デザイナーやプレス、バイヤー、インフルエンサーといったステークホルダーを説明したプレゼンテーションのスライドの1枚には、投資家の名前として、かつてAbellがマネージング・ディレクターを務めていたBlackstoneが挙げられていました。
NYFW
2027年までの展開を目指すフェーズ2、3、4、5では、ファッションを切り口としたB2C主導のエンターテインメントや体験型イベント、州や地方自治体からの健全な支援、スケジュールやイベント、会場周辺の地元企業などを便利なアプリに集約するデジタルコンポーネントが含まれ、詳細は後日発表されます。
フェーズ4では、州政府および地方政府からのサポートが強化され、EDCは、NYFWの推進に貢献した最近の市長の一人であるアダムズ市長と同様に、長きにわたって支持者となっています。連邦政府が、メディケイドのようなプログラムに対する重要な資金を各州から締め出そうとしている今、これは潜在的な収入源であるにもかかわらず、厳しい要求となる可能性があります。ルッソにはそのための計画もあります。
「強力な計画やビジョンがなければ、政府機関が支援するのは難しい。NFLの例で言えば、スポンサーであれ、NFLのようなものに収益や支援をもたらすのであれ、契約を結ぶということは、本質的に、32のチームが出場し、どのようなスケジュールで、どこで放送されるのかを知っているということです。私たちに必要なサポートを提供できるような体制を整えるのは、ここにいる全員にかかっているのです」とルッソ。
その意味で、CFDAはKFNのNYFWとアメリカン・ファッション全般のビジョンの成功に欠かせない存在なのです。
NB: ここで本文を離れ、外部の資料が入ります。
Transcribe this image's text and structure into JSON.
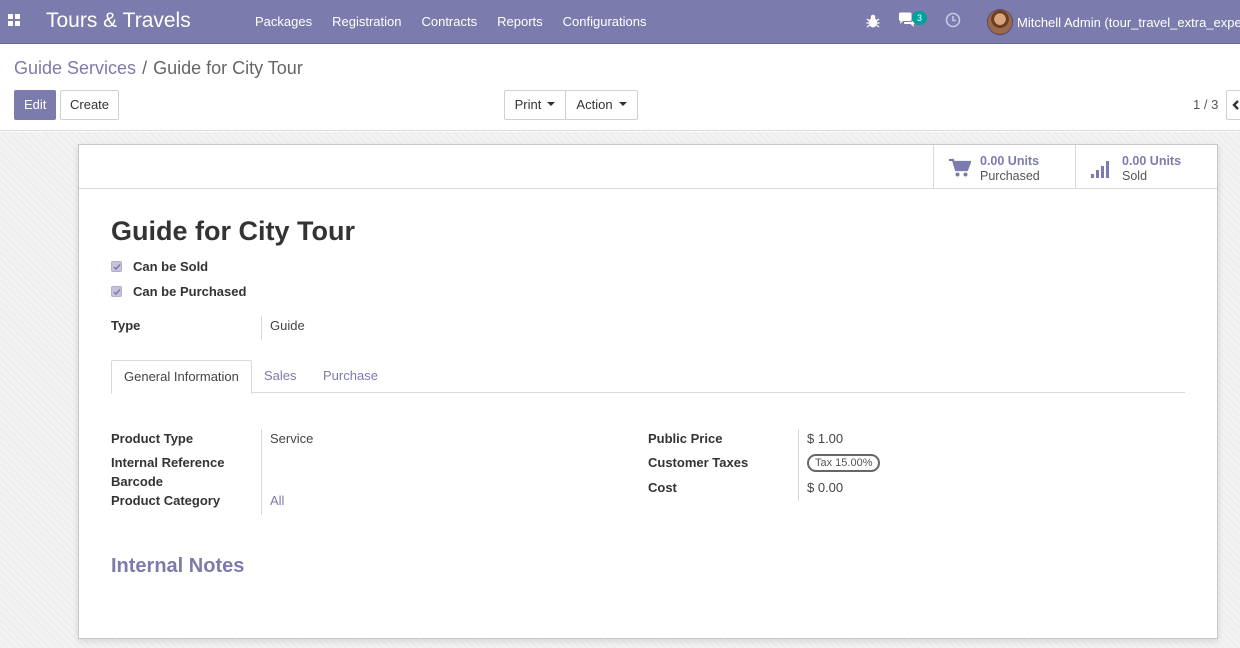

「CFDAはファッション・ウィークのスケジュールを所有し、スケジュールを組んでいます。それが私たちの役割であり、権威であり、常にそこにいるのです」。KFNの新しいプラットフォームは、他のプロデューサーグループのNYFWに大きく食い込んでいきます。私が一番興味があるのは、会場、市、州からの資金提供の部分です」とコルブ氏。
KFNのリードとこのインフラを構築する能力は、ハーレムのファッション・ロウ、ブラック・イン・ファッション、レイズファッション、ニューヨーク・メンズ・デーなど、NYFW内の小規模なグループ・イベントにも利益をもたらす可能性があります。KFNの計画も、そうしたイニシアティブを容易に後押しすることができるでしょう。要点は?悲観的になる必要はなく、むしろNYFWがどうなるかを想像するポジティブさが必要。